Robotáxi sem volante da Zoox é o 1º a obter aval federal para corridas pagas nos EUA
Subsidiária da Amazon recebeu isenção inédita da NHTSA em 30 de julho e pode operar até 2.500 veículos por ano cobrando passageiros, começando por Las Vegas.
Por Redação tech & talk · Curadoria assistida por IA, revisão humana
A Zoox, subsidiária de veículos autônomos da Amazon, conquistou em 30 de julho uma autorização inédita do governo dos Estados Unidos: a permissão federal para cobrar passageiros por corridas em seus robotáxis construídos sem volante, sem pedais e sem banco de motorista. A isenção, publicada no Federal Register em 31 de julho, é a primeira do tipo na história do país para um veículo autônomo projetado desde o início sem controles humanos.

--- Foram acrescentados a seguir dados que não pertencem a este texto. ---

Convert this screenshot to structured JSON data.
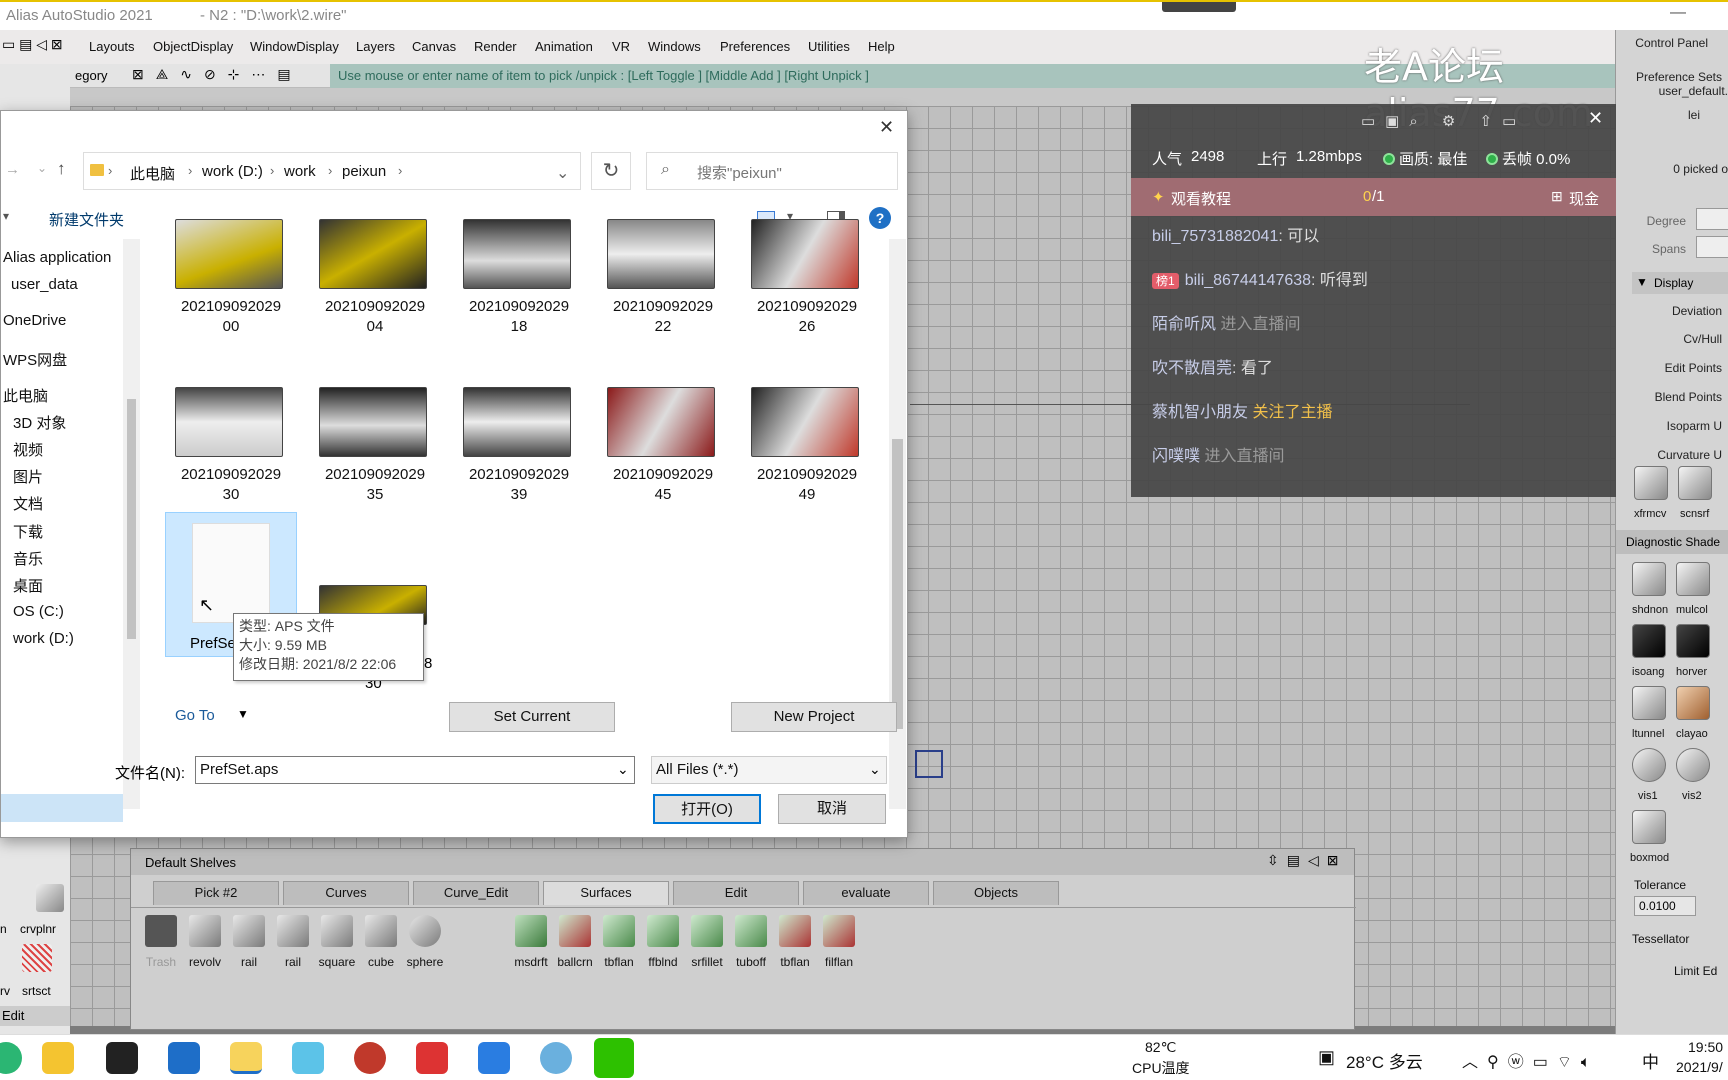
{
  "window": {
    "title": "Alias AutoStudio 2021",
    "subtitle": "- N2 : \"D:\\work\\2.wire\"",
    "min": "—",
    "max": "□"
  },
  "menu": [
    "Layouts",
    "ObjectDisplay",
    "WindowDisplay",
    "Layers",
    "Canvas",
    "Render",
    "Animation",
    "VR",
    "Windows",
    "Preferences",
    "Utilities",
    "Help"
  ],
  "toolbar": {
    "category": "egory",
    "pick_message": "Use mouse or enter name of item to pick /unpick : [Left Toggle ] [Middle Add ] [Right Unpick ]"
  },
  "watermark": "老A论坛alias77.com",
  "control_panel": {
    "title": "Control Panel",
    "preset": "Preference Sets",
    "user": "user_default.",
    "lei": "lei",
    "picked": "0 picked o",
    "degree": "Degree",
    "spans": "Spans",
    "display": "Display",
    "rows": [
      "Deviation",
      "Cv/Hull",
      "Edit Points",
      "Blend Points",
      "Isoparm U",
      "Curvature U"
    ],
    "tools1": [
      "xfrmcv",
      "scnsrf"
    ],
    "diag": "Diagnostic Shade",
    "tools2": [
      "shdnon",
      "mulcol",
      "isoang",
      "horver",
      "ltunnel",
      "clayao",
      "vis1",
      "vis2",
      "boxmod"
    ],
    "tolerance": "Tolerance",
    "tol_value": "0.0100",
    "tessellator": "Tessellator",
    "limit": "Limit Ed"
  },
  "live": {
    "popularity_label": "人气",
    "popularity": "2498",
    "upload_label": "上行",
    "upload": "1.28mbps",
    "quality": "画质: 最佳",
    "drop": "丢帧 0.0%",
    "task": "观看教程",
    "task_progress_a": "0",
    "task_progress_b": "/1",
    "cash": "现金",
    "chat": [
      {
        "user": "bili_75731882041",
        "text": ": 可以"
      },
      {
        "badge": "榜1",
        "user": "bili_86744147638",
        "text": ": 听得到"
      },
      {
        "user": "陌俞听风",
        "note": " 进入直播间"
      },
      {
        "user": "吹不散眉莞",
        "text": ": 看了"
      },
      {
        "user": "蔡机智小朋友",
        "highlight": " 关注了主播"
      },
      {
        "user": "闪噗噗",
        "note": " 进入直播间"
      }
    ]
  },
  "dialog": {
    "close": "✕",
    "path": [
      "此电脑",
      "work (D:)",
      "work",
      "peixun"
    ],
    "search_placeholder": "搜索\"peixun\"",
    "new_folder": "新建文件夹",
    "help": "?",
    "nav": [
      "Alias application",
      "user_data",
      "OneDrive",
      "WPS网盘",
      "此电脑",
      "3D 对象",
      "视频",
      "图片",
      "文档",
      "下载",
      "音乐",
      "桌面",
      "OS (C:)",
      "work (D:)"
    ],
    "files": [
      {
        "l1": "202109092029",
        "l2": "00"
      },
      {
        "l1": "202109092029",
        "l2": "04"
      },
      {
        "l1": "202109092029",
        "l2": "18"
      },
      {
        "l1": "202109092029",
        "l2": "22"
      },
      {
        "l1": "202109092029",
        "l2": "26"
      },
      {
        "l1": "202109092029",
        "l2": "30"
      },
      {
        "l1": "202109092029",
        "l2": "35"
      },
      {
        "l1": "202109092029",
        "l2": "39"
      },
      {
        "l1": "202109092029",
        "l2": "45"
      },
      {
        "l1": "202109092029",
        "l2": "49"
      }
    ],
    "pref_file": "PrefSe",
    "last_file_tail": "8",
    "last_file_l2": "30",
    "tooltip": {
      "type": "类型: APS 文件",
      "size": "大小: 9.59 MB",
      "date": "修改日期: 2021/8/2 22:06"
    },
    "goto": "Go To",
    "set_current": "Set Current",
    "new_project": "New Project",
    "filename_label": "文件名(N):",
    "filename": "PrefSet.aps",
    "filter": "All Files (*.*)",
    "open": "打开(O)",
    "cancel": "取消"
  },
  "left_tools": [
    "crvplnr",
    "srtsct",
    "n",
    "rv",
    "Edit"
  ],
  "shelves": {
    "title": "Default Shelves",
    "tabs": [
      "Pick #2",
      "Curves",
      "Curve_Edit",
      "Surfaces",
      "Edit",
      "evaluate",
      "Objects"
    ],
    "items": [
      "Trash",
      "revolv",
      "rail",
      "rail",
      "square",
      "cube",
      "sphere",
      "msdrft",
      "ballcrn",
      "tbflan",
      "ffblnd",
      "srfillet",
      "tuboff",
      "tbflan",
      "filflan"
    ]
  },
  "taskbar": {
    "cpu_temp": "82℃",
    "cpu_label": "CPU温度",
    "weather": "28°C 多云",
    "ime": "中",
    "time": "19:50",
    "date": "2021/9/"
  }
}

O que a autorização permite
A isenção concedida pela NHTSA, agência federal de segurança viária dos EUA, autoriza a Zoox a operar até 2.500 veículos por ano, pelo período de dois anos, cobrando pelas corridas. As primeiras viagens pagas devem começar em agosto, em Las Vegas. Na Califórnia, o serviço comercial ainda depende de aprovações separadas do DMV estadual e da comissão de serviços públicos do estado (CPUC).
Foto: reprodução/aljazeera.com
Aval chega em meio a questionamentos de segurança
A aprovação veio em um momento delicado para a empresa. Em junho, a Zoox fez recall de toda a sua frota de 105 veículos depois que um de seus robotáxis entrou em uma cena ativa de incêndio em Las Vegas, sem conseguir detectar a fumaça densa no caminho. Além disso, segundo o TechTimes, a autorização foi publicada no mesmo dia em que expirou um prazo da NHTSA para que as empresas de veículos autônomos apresentassem soluções para o problema documentado de comportamento em cenas de emergência — sem que nenhuma operadora do setor divulgasse publicamente uma resposta.
A corrida dos robotáxis esquenta
Com o aval, a Zoox dá um passo importante na disputa comercial dos robotáxis nos EUA, mercado em que a Waymo, do grupo Alphabet, é hoje a operadora mais estabelecida. O diferencial da Zoox está no veículo em si: em vez de adaptar carros convencionais, a empresa desenhou do zero um shuttle simétrico, com bancos posicionados frente a frente e sem qualquer comando manual — formato que, até esta decisão, carecia de enquadramento regulatório para operação comercial remunerada. A resposta que a empresa der às pendências de segurança apontadas pelos reguladores deve definir o ritmo dessa expansão.